Eymen'di onun hayatını çalan, değilse nedendi bunca garabet...
Gaddarlığımın melaline rağmen buradaydım. Düştüğüm çirkef kuyusunda ki hezeyanımla baş başa onca zaman çırpınmıştım şimdi geçmişi deşme hakikate ulaşma zamanıydı. Bize muadil olmayan bu hayat ne denli cazip görünse de şu an ki kederim dünya ile alakalı değildi. Uğursuz bir Babür uyanmaktaydı şimdi. O uyandıkça acı ateşle karılmaktaydı bugün. İçimde yanan ateşi çıkarıp toprağa koysam bu mavi yeşil dünya kor olup tutuşurdu. " "Ben geldim Espila... Ben geldim..."Diye fısıldadım kulağına. Beni duymuş gibi durdu. Beyaz zarif elini kalbinin üzerine koydu. Esef dolu gözlerle sağa sola baktı. Yine eğildim kulağına.
" Seni almaya geldim." Karşısına geçtim. Gözlerinin içine baktım. Orada kaybolmuş bir ruh vardı. Tüm hayatını, geçmişini ve geleceğini Eymen'e adamış olduğu hikâyesine inanmalıydım belki.

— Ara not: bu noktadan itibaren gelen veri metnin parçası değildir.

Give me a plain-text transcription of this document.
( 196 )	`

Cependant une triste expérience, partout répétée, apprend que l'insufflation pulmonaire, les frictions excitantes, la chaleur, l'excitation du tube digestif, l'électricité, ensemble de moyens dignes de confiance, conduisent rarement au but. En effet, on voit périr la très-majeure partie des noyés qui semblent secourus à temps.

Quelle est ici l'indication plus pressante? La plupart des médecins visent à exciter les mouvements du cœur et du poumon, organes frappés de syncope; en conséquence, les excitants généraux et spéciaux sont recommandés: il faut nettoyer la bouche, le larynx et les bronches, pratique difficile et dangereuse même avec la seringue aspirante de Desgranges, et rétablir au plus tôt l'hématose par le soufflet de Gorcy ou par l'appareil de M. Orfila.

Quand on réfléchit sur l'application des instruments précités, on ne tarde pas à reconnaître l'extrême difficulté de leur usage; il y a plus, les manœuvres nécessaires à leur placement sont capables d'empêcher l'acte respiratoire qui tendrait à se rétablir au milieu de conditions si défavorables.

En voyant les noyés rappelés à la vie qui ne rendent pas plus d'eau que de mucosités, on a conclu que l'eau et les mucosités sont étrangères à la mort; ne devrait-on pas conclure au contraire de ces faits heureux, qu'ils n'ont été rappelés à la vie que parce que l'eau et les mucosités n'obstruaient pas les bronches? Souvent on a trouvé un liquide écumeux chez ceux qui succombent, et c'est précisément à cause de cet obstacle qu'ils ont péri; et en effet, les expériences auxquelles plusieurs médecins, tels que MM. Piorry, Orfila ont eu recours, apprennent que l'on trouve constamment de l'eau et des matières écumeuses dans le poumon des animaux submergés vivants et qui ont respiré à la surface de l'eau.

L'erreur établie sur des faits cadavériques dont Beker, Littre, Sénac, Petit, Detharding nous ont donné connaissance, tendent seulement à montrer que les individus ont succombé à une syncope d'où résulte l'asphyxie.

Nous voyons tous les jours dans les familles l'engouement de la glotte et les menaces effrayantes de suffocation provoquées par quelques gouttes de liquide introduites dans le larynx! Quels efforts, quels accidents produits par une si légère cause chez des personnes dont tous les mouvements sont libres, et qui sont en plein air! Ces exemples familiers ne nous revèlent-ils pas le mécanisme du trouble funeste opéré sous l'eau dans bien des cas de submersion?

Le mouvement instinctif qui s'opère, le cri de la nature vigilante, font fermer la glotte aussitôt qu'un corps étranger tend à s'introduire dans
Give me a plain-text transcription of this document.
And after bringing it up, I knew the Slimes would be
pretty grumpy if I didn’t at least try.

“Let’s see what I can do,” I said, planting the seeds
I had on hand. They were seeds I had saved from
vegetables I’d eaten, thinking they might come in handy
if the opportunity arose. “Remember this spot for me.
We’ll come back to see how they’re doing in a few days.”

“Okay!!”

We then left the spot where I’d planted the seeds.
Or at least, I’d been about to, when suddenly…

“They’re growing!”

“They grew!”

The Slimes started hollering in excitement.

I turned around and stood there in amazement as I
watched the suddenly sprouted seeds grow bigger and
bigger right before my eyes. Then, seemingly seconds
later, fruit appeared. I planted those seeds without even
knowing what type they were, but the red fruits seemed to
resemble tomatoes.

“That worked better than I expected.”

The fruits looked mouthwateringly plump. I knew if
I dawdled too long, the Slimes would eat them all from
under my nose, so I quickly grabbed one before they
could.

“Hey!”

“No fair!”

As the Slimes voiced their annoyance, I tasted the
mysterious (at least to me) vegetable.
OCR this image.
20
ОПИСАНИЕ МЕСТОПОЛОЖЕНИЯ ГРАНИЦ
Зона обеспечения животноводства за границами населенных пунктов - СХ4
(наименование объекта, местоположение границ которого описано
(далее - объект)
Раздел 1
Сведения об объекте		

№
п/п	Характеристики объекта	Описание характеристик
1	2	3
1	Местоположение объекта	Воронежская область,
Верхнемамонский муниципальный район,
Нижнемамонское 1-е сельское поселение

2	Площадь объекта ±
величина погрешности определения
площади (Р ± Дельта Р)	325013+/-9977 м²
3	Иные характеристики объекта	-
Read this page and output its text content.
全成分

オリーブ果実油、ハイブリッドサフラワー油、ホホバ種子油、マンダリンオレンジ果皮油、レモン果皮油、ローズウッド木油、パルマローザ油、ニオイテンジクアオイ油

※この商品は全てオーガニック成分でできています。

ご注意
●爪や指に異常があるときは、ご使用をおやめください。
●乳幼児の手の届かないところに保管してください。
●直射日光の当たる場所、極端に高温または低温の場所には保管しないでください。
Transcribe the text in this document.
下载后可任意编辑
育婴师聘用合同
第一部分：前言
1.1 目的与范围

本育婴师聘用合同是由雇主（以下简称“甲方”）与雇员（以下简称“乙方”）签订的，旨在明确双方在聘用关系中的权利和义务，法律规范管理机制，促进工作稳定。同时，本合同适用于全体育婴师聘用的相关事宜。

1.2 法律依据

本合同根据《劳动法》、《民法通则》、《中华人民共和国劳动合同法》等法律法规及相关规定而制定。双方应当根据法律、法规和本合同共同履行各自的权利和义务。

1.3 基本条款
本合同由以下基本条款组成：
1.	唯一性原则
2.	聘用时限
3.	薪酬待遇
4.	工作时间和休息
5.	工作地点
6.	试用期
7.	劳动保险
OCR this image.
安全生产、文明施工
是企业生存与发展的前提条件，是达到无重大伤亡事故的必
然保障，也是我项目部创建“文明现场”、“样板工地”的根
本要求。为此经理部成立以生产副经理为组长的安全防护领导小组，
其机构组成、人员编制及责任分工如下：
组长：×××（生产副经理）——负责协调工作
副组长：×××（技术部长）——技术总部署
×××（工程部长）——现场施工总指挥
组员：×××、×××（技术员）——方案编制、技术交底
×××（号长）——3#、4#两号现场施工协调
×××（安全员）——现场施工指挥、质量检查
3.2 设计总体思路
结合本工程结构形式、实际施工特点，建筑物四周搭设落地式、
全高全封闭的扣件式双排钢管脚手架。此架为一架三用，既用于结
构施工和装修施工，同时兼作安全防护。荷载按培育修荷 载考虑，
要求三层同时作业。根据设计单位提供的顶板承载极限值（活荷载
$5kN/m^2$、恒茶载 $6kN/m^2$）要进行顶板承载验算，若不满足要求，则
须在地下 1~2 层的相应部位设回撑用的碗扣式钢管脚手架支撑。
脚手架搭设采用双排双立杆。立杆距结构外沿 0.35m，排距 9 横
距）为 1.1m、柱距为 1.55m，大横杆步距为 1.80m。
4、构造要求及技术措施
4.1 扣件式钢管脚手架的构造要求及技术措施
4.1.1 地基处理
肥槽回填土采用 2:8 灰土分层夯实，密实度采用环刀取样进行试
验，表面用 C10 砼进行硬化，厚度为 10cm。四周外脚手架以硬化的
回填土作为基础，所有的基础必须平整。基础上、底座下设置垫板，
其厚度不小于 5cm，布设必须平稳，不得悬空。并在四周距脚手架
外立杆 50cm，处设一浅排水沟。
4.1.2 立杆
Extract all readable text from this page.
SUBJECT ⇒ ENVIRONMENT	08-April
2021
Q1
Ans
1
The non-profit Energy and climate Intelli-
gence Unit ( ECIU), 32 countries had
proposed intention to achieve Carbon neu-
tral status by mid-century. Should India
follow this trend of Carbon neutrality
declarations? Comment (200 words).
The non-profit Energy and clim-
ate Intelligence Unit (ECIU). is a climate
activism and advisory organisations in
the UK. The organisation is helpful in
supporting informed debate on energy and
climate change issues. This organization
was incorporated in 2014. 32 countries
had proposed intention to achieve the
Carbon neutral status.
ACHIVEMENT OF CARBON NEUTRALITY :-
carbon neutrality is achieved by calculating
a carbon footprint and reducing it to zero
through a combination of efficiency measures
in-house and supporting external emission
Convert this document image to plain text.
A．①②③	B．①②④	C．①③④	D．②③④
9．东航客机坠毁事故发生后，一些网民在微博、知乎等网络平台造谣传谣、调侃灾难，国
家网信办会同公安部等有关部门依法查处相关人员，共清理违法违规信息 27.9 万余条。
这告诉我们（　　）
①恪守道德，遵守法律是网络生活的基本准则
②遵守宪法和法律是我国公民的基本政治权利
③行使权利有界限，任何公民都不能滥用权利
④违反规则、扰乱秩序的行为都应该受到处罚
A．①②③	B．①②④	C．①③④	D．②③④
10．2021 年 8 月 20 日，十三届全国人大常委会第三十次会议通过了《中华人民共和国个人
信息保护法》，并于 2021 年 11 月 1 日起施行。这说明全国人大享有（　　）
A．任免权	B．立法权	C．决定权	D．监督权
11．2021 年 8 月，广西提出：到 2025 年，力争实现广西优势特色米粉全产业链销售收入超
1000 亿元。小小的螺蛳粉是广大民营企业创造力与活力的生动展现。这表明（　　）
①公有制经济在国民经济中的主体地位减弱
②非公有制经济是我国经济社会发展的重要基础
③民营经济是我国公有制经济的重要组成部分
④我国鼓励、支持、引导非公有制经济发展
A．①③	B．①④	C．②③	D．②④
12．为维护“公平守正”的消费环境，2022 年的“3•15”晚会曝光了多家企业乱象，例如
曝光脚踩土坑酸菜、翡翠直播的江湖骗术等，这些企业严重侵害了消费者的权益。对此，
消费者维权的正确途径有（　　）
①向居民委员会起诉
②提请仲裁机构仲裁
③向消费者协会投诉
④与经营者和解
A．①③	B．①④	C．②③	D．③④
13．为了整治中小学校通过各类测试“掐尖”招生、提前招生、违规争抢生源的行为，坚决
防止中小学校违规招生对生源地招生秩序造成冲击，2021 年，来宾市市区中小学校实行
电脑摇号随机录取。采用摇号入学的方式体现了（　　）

Eymen'e aşık olmasındansa aşksız, soğuk, bencil bir kadın olmasını, yalancı olmasını tercih etmem acınası, sefil bir durumdu.
Yine fısıldadım kulağına "Numara yaptığını biliyorum. Eymen'e de yalan söylüyorsun tıpkı bana yaptığın gibi..." İrkilmişti, korkuyla açılan gözleri etrafı taradı. Saçlarına dokundum, ruhun dokunuşu hiçbir şeye benzemiyordu. Varlığımı hissedebiliyordu. Ona dokunduğumda ürperiyordu. Onunla olmak ruhumun hafızasını tazelememi hızlandırmıştı. Ona dokunduğumda genelde geçmişin görüntülerini yaşıyormuş gibi izleyebiliyordum.
Yine görüntülerin gelişini bekledim, geçmişe odaklandım. O ona dokunmamdan kaynaklanan huzursuzluğunun sebebini anlamaya çalışırken ben geçmişle ilgili yeni bilgiler edinmek niyetindeydim.
O sırada odaya ablası girdi." Neyin var?"Diye sordu sebepsiz. Gülümsedi ablasına, nedense yaşadıklarıyla ilgili kimselere pek bir şey anlatmıyordu. Bu kim olduğunu saklama çabasına dair bir kanıt olabilirdi.
" Gel çay içelim," dedi ablası.
Yorgun olduğunu, yatacağını söyleyerek savdı onu başından. Ona ulaşmaya çalışmak beni olduğu kadar onu da tüketiyor olmalıydı. Beraberce gücümüzü kaybedeşimizi seyretmek hüzünlendirsede, vazgeçmek niyetinde değildim.
Beklemediğim anda bir sanrıya düştüm. Çöldeydik. Çöl büyüklüğün de ucu bucağı görünmeyen bir araç bekliyordu. Espila, Eymen ben ve diğer çocukluk arkadaşlarımız hayranlıkla muazzam aracın heybetine bakıyorduk.
"Bütün bunların bitmesine az kaldı,"dedi Espila. Saçı başı dağılmış, bitkin bir görüntüsü vardı. Büyük bir mücadelenin içinde hırpalanmış bir kadın görüntüsü veriyordu. Yüzünde gaddarlıktan ziyade endişe, toprak işlemekten çatlamış avuçlarında özenle dikilmiş olan bir deri parçası vardı.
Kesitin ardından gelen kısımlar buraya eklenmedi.